Your kidneys can typically handle about 0.8 to 1.0 liters of water per hour. Drinking significantly faster than that, especially over a sustained period, overwhelms your body’s ability to maintain safe sodium concentrations. This is rare in people who are simply drinking because they’re thirsty, but it’s a real risk for those engaged in compulsive water drinking or extreme hydration challenges.

How to Tell What’s Going On

Start by paying attention to the pattern. Are you drinking a lot because your mouth is dry, because you feel deeply thirsty, or because it’s become an automatic habit? Do you wake up at night to drink or urinate? Is the volume of urine you’re producing noticeably higher than usual? These details help narrow the cause considerably.

A few red flags warrant a prompt medical visit: thirst that persists for weeks without explanation, producing more than about 5 quarts (4.75 liters) of urine per day, thirst paired with blurry vision or unexplained fatigue, or thirst combined with rapid weight loss.

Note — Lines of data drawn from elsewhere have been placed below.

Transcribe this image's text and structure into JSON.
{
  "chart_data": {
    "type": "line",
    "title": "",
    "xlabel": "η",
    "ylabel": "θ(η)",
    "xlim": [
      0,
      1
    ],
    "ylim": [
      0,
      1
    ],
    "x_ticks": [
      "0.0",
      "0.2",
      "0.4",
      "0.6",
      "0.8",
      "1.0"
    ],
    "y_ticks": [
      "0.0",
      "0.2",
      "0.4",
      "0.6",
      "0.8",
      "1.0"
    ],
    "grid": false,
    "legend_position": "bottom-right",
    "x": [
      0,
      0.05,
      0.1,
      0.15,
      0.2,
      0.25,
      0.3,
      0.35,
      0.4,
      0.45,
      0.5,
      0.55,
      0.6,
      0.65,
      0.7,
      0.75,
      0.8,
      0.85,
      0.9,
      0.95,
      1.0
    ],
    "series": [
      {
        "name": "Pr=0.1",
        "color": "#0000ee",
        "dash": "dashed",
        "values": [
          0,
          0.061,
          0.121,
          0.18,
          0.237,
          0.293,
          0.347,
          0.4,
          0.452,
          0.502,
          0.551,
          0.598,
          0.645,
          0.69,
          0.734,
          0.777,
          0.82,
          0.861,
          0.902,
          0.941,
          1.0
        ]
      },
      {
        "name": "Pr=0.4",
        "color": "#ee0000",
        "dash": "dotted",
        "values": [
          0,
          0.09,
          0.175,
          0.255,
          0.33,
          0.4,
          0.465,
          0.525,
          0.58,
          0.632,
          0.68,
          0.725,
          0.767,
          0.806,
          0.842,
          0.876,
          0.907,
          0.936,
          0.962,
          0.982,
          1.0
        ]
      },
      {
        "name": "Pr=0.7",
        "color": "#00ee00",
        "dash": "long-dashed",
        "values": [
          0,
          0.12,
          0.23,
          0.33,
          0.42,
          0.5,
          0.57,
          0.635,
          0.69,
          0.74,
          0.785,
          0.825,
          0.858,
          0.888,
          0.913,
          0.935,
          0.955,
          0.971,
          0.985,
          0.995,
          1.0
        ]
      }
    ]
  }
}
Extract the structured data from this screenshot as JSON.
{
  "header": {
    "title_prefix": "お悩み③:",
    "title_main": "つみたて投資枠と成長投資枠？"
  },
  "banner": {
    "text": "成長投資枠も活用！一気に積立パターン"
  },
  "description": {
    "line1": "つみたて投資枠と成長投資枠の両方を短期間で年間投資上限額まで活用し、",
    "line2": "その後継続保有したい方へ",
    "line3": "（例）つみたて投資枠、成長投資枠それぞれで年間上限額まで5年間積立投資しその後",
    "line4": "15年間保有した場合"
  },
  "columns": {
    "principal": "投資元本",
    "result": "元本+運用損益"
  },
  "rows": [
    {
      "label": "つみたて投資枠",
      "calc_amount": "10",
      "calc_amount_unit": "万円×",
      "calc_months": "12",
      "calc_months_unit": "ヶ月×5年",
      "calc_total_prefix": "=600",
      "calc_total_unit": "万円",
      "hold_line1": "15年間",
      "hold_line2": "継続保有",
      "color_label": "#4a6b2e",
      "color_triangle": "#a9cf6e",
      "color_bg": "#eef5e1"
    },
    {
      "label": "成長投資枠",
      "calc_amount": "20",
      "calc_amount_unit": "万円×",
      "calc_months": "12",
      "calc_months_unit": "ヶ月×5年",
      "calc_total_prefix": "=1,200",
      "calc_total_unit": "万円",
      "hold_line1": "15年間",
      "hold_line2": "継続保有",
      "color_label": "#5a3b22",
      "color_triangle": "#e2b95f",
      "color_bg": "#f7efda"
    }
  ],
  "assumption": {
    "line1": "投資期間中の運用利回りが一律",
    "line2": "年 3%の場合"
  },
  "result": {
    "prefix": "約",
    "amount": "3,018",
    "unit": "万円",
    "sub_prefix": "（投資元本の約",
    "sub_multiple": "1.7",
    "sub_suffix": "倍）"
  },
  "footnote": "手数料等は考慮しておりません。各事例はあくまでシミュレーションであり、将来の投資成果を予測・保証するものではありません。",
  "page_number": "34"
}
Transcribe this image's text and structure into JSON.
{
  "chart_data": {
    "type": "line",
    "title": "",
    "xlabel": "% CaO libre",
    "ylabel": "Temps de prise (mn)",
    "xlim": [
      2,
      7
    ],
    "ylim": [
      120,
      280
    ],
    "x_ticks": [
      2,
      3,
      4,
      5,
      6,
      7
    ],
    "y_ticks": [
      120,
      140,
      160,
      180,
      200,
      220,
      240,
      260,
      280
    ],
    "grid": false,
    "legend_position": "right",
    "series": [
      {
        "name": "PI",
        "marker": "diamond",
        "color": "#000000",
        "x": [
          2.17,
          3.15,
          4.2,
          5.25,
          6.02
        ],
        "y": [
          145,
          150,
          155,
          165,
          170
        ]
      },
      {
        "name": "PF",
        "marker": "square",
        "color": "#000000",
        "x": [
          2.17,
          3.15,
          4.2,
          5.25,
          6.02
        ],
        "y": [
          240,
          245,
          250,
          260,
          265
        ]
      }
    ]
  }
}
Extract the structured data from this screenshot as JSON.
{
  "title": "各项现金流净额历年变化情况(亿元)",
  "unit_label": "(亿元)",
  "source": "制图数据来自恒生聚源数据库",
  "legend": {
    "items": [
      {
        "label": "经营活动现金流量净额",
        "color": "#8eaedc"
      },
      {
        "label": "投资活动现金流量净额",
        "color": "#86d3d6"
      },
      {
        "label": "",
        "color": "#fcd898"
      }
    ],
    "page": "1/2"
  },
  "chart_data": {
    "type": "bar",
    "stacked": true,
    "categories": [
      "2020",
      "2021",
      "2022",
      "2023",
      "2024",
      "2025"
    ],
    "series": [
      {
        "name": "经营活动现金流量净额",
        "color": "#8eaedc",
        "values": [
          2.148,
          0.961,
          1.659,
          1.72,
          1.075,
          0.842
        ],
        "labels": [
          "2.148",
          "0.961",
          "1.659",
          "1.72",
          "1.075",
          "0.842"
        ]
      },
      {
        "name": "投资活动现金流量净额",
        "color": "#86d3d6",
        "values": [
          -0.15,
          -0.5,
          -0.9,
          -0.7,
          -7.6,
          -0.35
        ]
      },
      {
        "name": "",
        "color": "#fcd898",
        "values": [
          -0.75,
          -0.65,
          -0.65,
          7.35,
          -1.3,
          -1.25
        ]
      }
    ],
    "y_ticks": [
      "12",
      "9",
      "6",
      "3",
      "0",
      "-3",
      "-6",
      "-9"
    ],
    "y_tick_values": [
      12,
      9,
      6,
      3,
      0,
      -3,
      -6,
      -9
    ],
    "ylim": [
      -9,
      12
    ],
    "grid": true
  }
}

A basic workup typically includes blood glucose, kidney function, calcium levels, and sometimes urine concentration tests. These are simple, widely available, and can quickly identify or rule out the most serious causes.

For most people, the answer turns out to be manageable: an undiagnosed blood sugar problem that responds to treatment, a medication adjustment, or simply recalibrating a hydration habit that drifted too far. The important thing is not to dismiss the signal your body is sending. Persistent, unquenchable thirst is one of the clearest ways your body asks for help.